IV – No caso em análise não se pode aplicar o art. 32º do RGIT, como quer fazer crer a recorrente porque, para haver dispensa de pena é necessário a verificação cumulativa de três requisitos: inexistência de prejuízo efectivo à receita tributária, estar regularizada a falta cometida e a falta revelar um diminuto grau de culpa.
V – Ora, como vem referido na sentença, a falta oportuna da entrega do pagamento por conta do imposto devido causa necessariamente prejuízo na execução da despesa orçamentada por parte do Estado, razão pela qual está afastada a possibilidade de aplicação do art. 32º, nº 1 do RGIT.
VI – Com efeito, o facto de a prestação ter sido paga, tal não significa que a infracção não ocasionou prejuízo, mesmo com pagamento de juros, mas apenas que este foi ressarcido (Ac do TCAS de 21.12.2005, recurso nº 806/05, Ac do STA de 06.02.2002 – recurso nº 26.216 e no processo nº 0242 1/08, Ac do TCA do SUL DE 01.07.2008, INTERPOSTO NESTE Tribunal – TAF de Leiria).
VII – Assim sendo entendemos que a sentença fez adequada interpretação das normas aplicadas à situação controvertida, inclusive na medida da coima fixada, tendo em conta a actuação negligente da arguida e o montante devido, pelo que consideramos que não assiste razão à recorrente quando pretende alterar a decisão proferida, e, que por isso deverá ser mantida na íntegra.
VIII – Assim, decidiu bem e adequadamente a Mma Juíz “a quo” quando manteve a decisão de aplicação da coima pela FP, devendo, consequentemente não ser dado provimento ao respectivo recurso, e manter-se a sentença agora em crise.
Assim. VOSSAS EXCELÊNCIAS farão a habitual JUSTIÇA
2 – Na decisão recorrida deu-se como assente a seguinte matéria de facto:
1. A arguida não entregou à Administração Tributária o montante de vinte e sete mil, novecentos e noventa e quatro euros e vinte e dois cêntimos, a título de pagamento por conta referente ao período de Julho de 2003 até ao dia 31 de Julho de 2003;
2. A arguida agiu de forma negligente, ou seja, não actuou com o zelo que devia e podia.

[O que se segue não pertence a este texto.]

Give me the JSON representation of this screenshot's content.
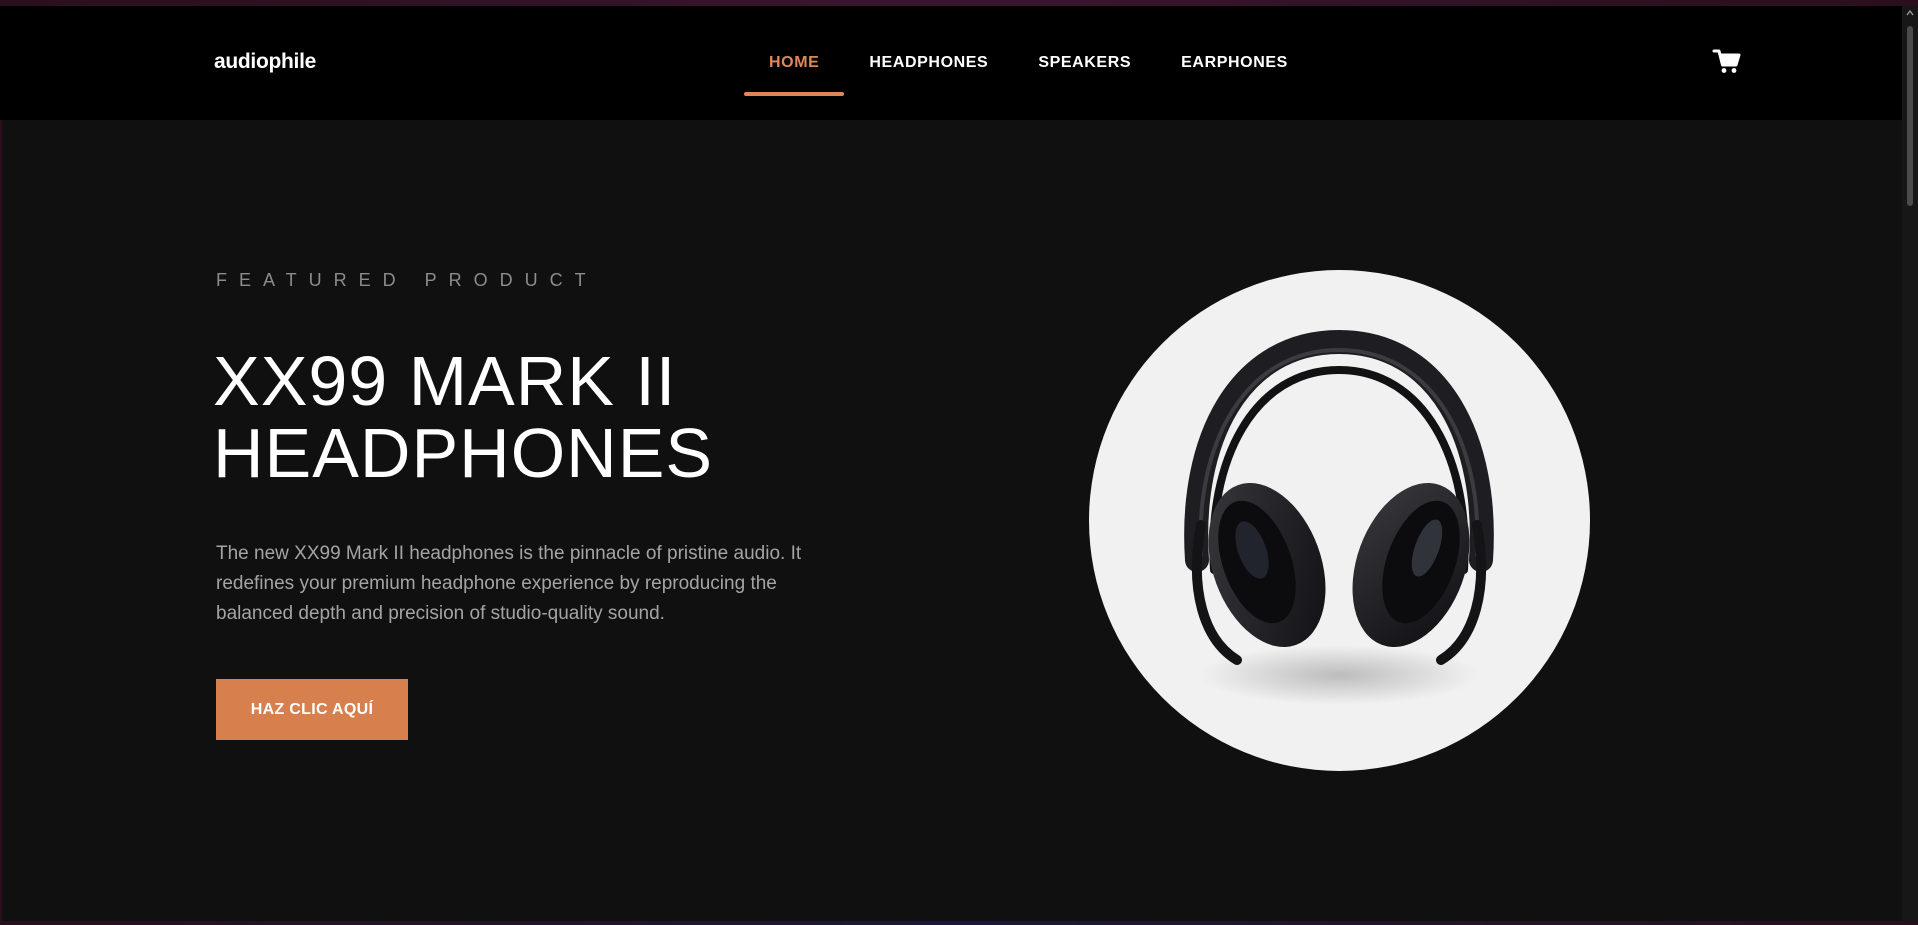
{
  "brand": {
    "logo_text": "audiophile",
    "accent_color": "#e0875a"
  },
  "nav": {
    "items": [
      {
        "label": "HOME",
        "active": true
      },
      {
        "label": "HEADPHONES",
        "active": false
      },
      {
        "label": "SPEAKERS",
        "active": false
      },
      {
        "label": "EARPHONES",
        "active": false
      }
    ],
    "cart_icon": "shopping-cart-icon"
  },
  "hero": {
    "overline": "FEATURED PRODUCT",
    "title_line1": "XX99 MARK II",
    "title_line2": "HEADPHONES",
    "description": "The new XX99 Mark II headphones is the pinnacle of pristine audio. It redefines your premium headphone experience by reproducing the balanced depth and precision of studio-quality sound.",
    "cta_label": "HAZ CLIC AQUÍ",
    "cta_color": "#d7804d",
    "image_icon": "headphones-image"
  }
}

3 – A primeira questão colocada pela Recorrente é a da nulidade insuprível da decisão de aplicação de coima, por violação do preceituado nas alíneas c) e d) do n.º 1 do art. 63. º do Regime Geral das Infracções Tributárias.
No entender da Recorrente apesar de ter sido apresentada defesa escrita, ela não foi tomada em consideração na decisão de aplicação de coima.
O art. 63.º, n.º 1 do RGIT estabelece, nas suas alíneas c) e d) que constituem nulidades insupríveis no processo de contra-ordenação tributário:
c) A falta de notificação do despacho para audição e apresentação de defesa;
d) A falta dos requisitos legais da decisão de aplicação das coimas, incluindo a notificação do arguido.
A Recorrente não invoca a falta de notificação para audição e apresentação de defesa, antes alega não ter sido tomada em consideração a que apresentou, pelo que é manifesto que não se está perante uma situação enquadrável naquela alínea c).
Quanto à possibilidade de enquadramento da situação invocada na referida alínea d), há que ter em conta os requisitos da decisão de aplicação de coima que são indicados no art. 79.º, n.º 1 e 2, do RGIT, em que se estabelece o seguinte:
1 – A decisão que aplica a coima contém:
a) A identificação do infractor e eventuais comparticipantes;
b) A descrição sumária dos factos e indicação das normas violadas e punitivas;
c) A coima e sanções acessórias, com indicação dos elementos que contribuíram para a sua fixação;
d) A indicação de que vigora o princípio da proibição da reformatio in pejus, sem prejuízo da possibilidade de agravamento da coima, sempre que a situação económica e financeira do infractor tiver entretanto melhorado de forma sensível;
e) A indicação do destino das mercadorias apreendidas;
f) A condenação em custas.
2 – A notificação da decisão que aplicou a coima contém, além dos termos da decisão e do montante das custas, a advertência expressa de que, no prazo de 20 dias, o infractor deve efectuar o pagamento ou recorrer judicialmente, sob pena de se proceder à sua cobrança coerciva.
A referência expressa à defesa apresentada não se enquadra em qualquer das situações aqui previstas.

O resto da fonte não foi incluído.